Model for cholesterol trafficking at membrane contact sites between the ER and AiV replication organelles. (A) In noninfected cells, OSBP bridges the ER, containing VAP-A/B and SAC1, and the Golgi apparatus, containing PI4P, and exchanges cholesterol trafficking from the ER to the Golgi apparatus for PI4P trafficking in the opposite direction. PI4P production by PI4K at the Golgi apparatus, PI4P dephosphorylation by SAC1 at the ER, and PI transport by PITP provide the energy driving the OSBP-mediated cholesterol transfer. (B) In infected cells, each of the viral proteins (VP) 2B, 2BC, 2C, 3A, and 3AB forms a complex with ACBD3 and PI4KB to synthesize PI4P on AiV replication organelles. Both VP and ACBD3 can directly interact with OSBP, VAP-A/B, and SAC1, resulting in the formation of membrane contact sites between the ER and AiV replication organelles. The AiV-controlled OSBP-mediated cholesterol transport pathway, where ACBD3 participates in tethering between the two organelles, allows the accumulation of cholesterol at AiV replication organelles.
Electron microscopy showed formation of the two types of AiV-induced vesicle-like structures in the cytoplasm in AiV RNA-transfected cells (Fig. 12). The larger vesicles, but not the smaller structures, were found 4 h after transfection with replicon RNA, suggesting that the larger clear vesicles convert into the smaller vesicle-like structures with unclear shapes. For enteroviruses, single-membrane structures were formed at the early stage and transformed into double-membrane structures as infection progressed (53, 54). The AiV-induced larger vesicles were single-membrane structures. On the other hand, the smaller structures were irregularly shaped, and some of them appeared to lack membranes. We could not find the structure surrounded by a clear double membrane that was observed in enterovirus-infected cells (53, 54). Further research is required to clarify the morphological alteration of intracellular membranes that occurred in AiV-replicating cells. The local lipid composition generates membrane curvature (55). Accumulation of cholesterol and PI4P may be involved in membrane curvature, resulting in the formation of vesicle-like structures that serve as platforms for RNA replication.

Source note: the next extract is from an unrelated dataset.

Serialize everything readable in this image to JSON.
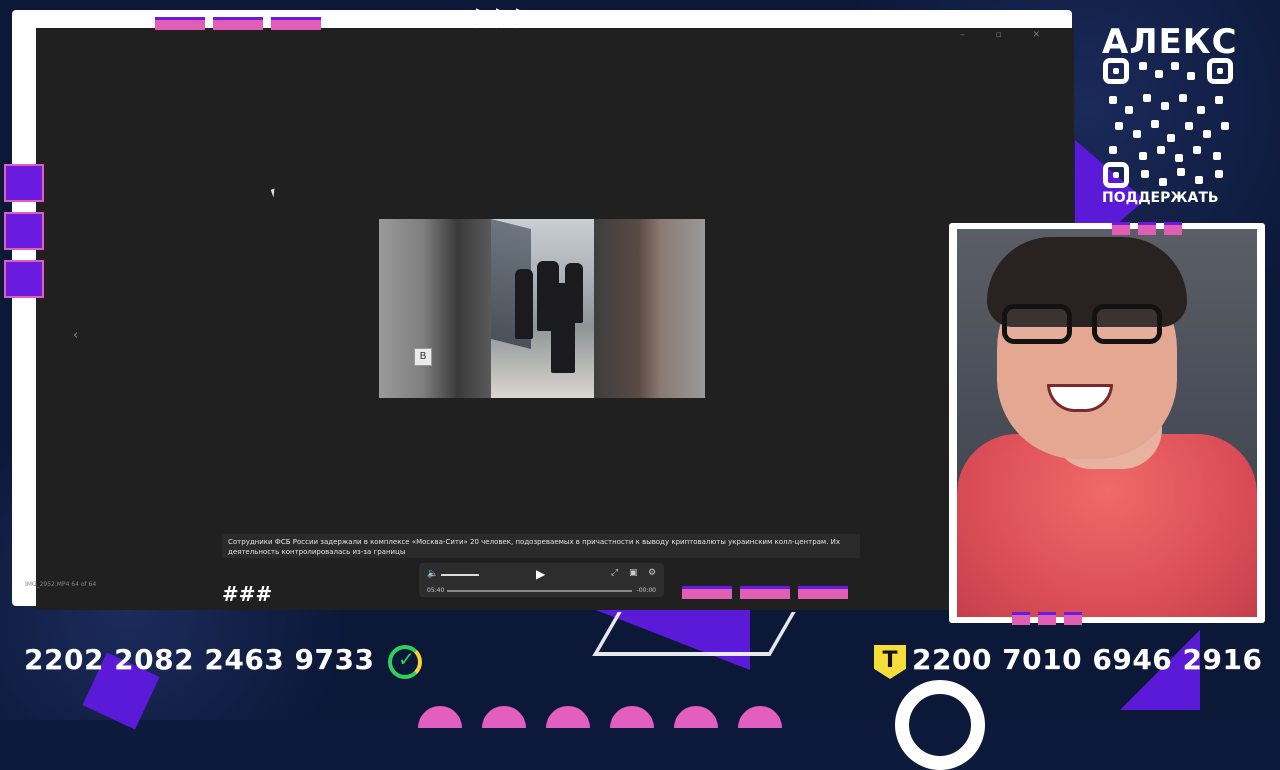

In conclusion, this study indicates that AiV hijacks the OSBP-mediated cholesterol transport pathway to maintain the lipid homeostasis of AiV ROs through protein-protein interactions that include the newly found ones involving ACBD3. Enteroviruses and HCV also hijack the same pathway, but they accomplish this by producing PI4P. Previously, our studies and others revealed different requirements for ACBD3 in viral RNA replication among AiV, enteroviruses, and HCV (23, 26, 27, 30, 56). Also, AiV and enteroviruses are known to use a PI-4 kinase different from that used by HCV and cardioviruses for PI4P production on their ROs (16–25). This study has provided new evidence demonstrating the commonality and diversity of the strategies of positive-strand RNA viruses for cholesterol accumulation at the ROs.
MATERIALS AND METHODS
Plasmids for expressing AiV proteins.
The plasmid pCMV-polyprotein expresses the AiV polyprotein under the control of the CMV promoter in mammalian cells (29). The plasmids pCI-HA-L, -2B, -2C, -2BC, -3A, and -3AB were described previously (23). Plasmids for expression of 2B, 2C, and 3A without the HA tag sequence were described previously (29).
Clones of ACBD3 and PI4KB.
The plasmid pCI-HA-ACBD3 was constructed by replacing the FLAG tag sequence inserted into the NheI/MluI sites of pCI-FLAG-ACBD3 (23) with the HA tag sequence, which was obtained by annealing the oligonucleotides NheI-kozak-HA-MluI Fw (5′-CTAGCCACCATGGAGTACCCATACGACGTACCAGATTACGCTA-3′) and NheI-kozak-HA-MluI-Rv (5′-CTAGCCACCATGGAGTACCCATACGACGTACCAGATTACGCTA-3′). pACT- and pBIND-ACBD3 and pACT- and pBIND-PI4KB were described previously (23).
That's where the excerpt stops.